Голос, который она не слышала почти год. Голос, который за двадцать три года совместной жизни изучила до мельчайших интонаций.
— Сергей? — она резко села в постели, сон как рукой сняло. — Что случилось?
— Ира… мне плохо. Я в больнице.
Несколько секунд Ирина молчала, вслушиваясь в хриплое, прерывистое дыхание на том конце. Потом произнесла ровным голосом:
— И что ты хочешь от меня?
— Я… Вера уехала в командировку, Машка с ней, — он закашлялся, и Ирина невольно представила, как он сейчас сидит, сгорбившись, в больничном коридоре, держа трубку здоровой рукой. — Неделю назад перелом случился. Сложный. Нога в гипсе, сам не справляюсь.
— Сергей Викторович, — голос Ирины зазвенел, — ты, по-моему, что-то путаешь. Уже год как мы чужие люди. И я тебе не сиделка, не нянька и не медсестра. У тебя жена есть. Вот она вернётся и всё будет хорошо.
— Ира, ну не будь такой, — его голос стал умоляющим. — Три дня всего. Потом Верка вернётся.
— Верка, — Ирина почти выплюнула это имя. — Верка, значит. А когда ты меня бросал ради этой двадцатипятилетней крали, ты как-то не подумал, что может настать день, когда тебе понадобится помощь?
— Ира…
— Всё, Сергей. Разговор окончен. Звони своим друзьям, соседям, коллегам — кому хочешь. Только не мне.

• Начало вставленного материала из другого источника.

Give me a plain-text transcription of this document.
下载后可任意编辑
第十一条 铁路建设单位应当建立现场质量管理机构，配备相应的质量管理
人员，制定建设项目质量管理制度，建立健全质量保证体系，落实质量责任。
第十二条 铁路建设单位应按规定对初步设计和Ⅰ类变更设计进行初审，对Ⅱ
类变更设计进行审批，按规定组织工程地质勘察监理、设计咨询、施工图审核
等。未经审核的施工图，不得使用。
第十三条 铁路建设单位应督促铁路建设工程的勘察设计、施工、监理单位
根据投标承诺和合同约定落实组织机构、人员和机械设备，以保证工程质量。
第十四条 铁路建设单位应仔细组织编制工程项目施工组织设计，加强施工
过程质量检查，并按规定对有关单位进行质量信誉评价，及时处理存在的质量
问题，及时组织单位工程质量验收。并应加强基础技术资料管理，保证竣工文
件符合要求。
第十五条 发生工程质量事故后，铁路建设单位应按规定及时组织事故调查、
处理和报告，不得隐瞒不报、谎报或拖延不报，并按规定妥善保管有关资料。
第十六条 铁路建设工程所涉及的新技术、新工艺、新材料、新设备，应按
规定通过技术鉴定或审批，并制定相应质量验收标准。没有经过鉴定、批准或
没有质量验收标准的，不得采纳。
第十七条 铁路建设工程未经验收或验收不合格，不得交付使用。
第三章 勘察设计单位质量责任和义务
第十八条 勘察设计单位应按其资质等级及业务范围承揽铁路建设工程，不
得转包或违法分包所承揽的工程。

Она нажала отбой и швырнула телефон на кровать, словно он обжигал ей руку. Сердце колотилось как сумасшедшее.
«Нет, ну каков наглец! Год не объявлялся, а теперь ему помощь нужна. Променял на молодую, так пусть теперь она и ухаживает».
Ирина встала и подошла к окну. Снаружи падал мелкий дождь, и фонари расплывались оранжевыми пятнами в ночной мгле. Она стояла, вцепившись в подоконник, и пыталась унять дрожь в руках.
Год назад в такой же дождливый вечер Сергей собрал вещи и ушёл. Просто сказал: «Прости, Ира. Я встретил другую. Я ухожу».
Двадцать три года брака перечеркнуты одной фразой.
Потом были месяцы оцепенения, слёз и бессонных ночей. Ей было пятьдесят, ему — пятьдесят два. Их дочь Анна уже жила отдельно, строила карьеру в другом городе. А Ирина осталась одна в их трёхкомнатной квартире, где каждый угол напоминал о прожитых вместе годах.
Телефон снова зазвонил. Ирина решительно нажала кнопку отклонения вызова. «Хватит. Переболела, пережила. Не стану ворошить прошлое».
Утром она проснулась с головной болью. За окном всё так же моросило. Ирина подумала, что в такую погоду хорошо бы никуда не выходить, но у неё были дела в школе. Двадцать пять лет преподавания русского языка и литературы. Двадцать пять лет она входила в классы, и детские лица оборачивались к ней. Это давало силы жить дальше, даже когда казалось, что земля уходит из-под ног.
В учительской было шумно. Завуч Марина Степановна что-то эмоционально доказывала географу, размахивая папкой с документами. Молодая практикантка Ниночка испуганно жалась в углу, боясь попасть под горячую руку.
— Ирина Алексеевна, вы сегодня какая-то бледная, — заметила Надежда Петровна, учительница химии. — Давление?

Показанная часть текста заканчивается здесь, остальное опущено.